I recommend you keep a dream journal and write down whatever you can remember first thing in the morning. Keywords are fine if you want to keep it short. (Ex. Zombies attacking my neighborhood, laser shotgun, Pedro Pascal driving a tank through my house. You know, keywords).
This will help you have more vivid dreams, and it increases the chances you’ll have them and remember them more often. Then you can write songs about them.
Cool Song Titles
This is a really useful approach. I’ve used it. I know many other musicians who do this, and it is to come up with a cool sounding song title and write a song based on how the title makes you feel or come up with a witty concept with an unexpected twist.
Maybe you came up with something like “Old Man Strength” and it inspires your pop punk band to write a funny song about how strong one of your bandmates’ grandfathers is.

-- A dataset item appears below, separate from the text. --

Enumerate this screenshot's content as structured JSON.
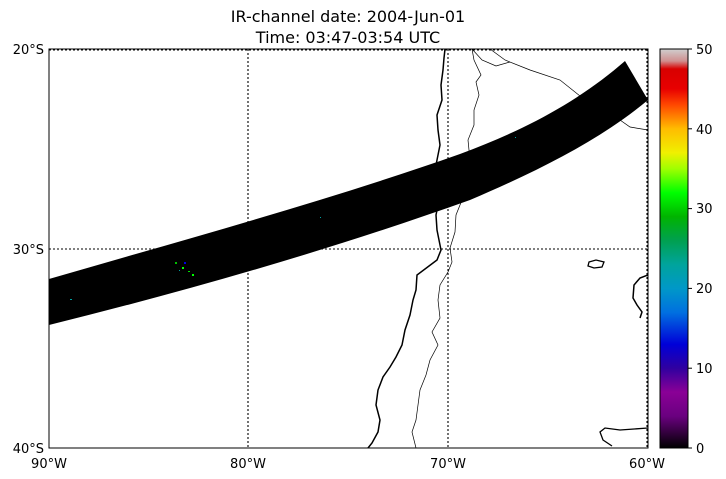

Or you come up with something exotic like “Sands of Chronos” and write a 12 minute prog rock track in Harmonic Phrygian about an immortal sand wizard.
Words have aesthetics, and you can use them as inspiration to write songs. It also doesn’t hurt to have some cool sounding titles in case you need one for a song or album name.
Wrapping it up
When you are writing a lot of songs writer’s block is unavoidable, and should be seen as a sign that you are progressing and pushing yourself.
I hope this list gives you some places to turn to for inspiration when the natural drive and inspiration isn’t coming.
It’s also totally cool to just throw things at the wall and see what sticks because sometimes creating is more about discovering the song and listening for what it is asking for.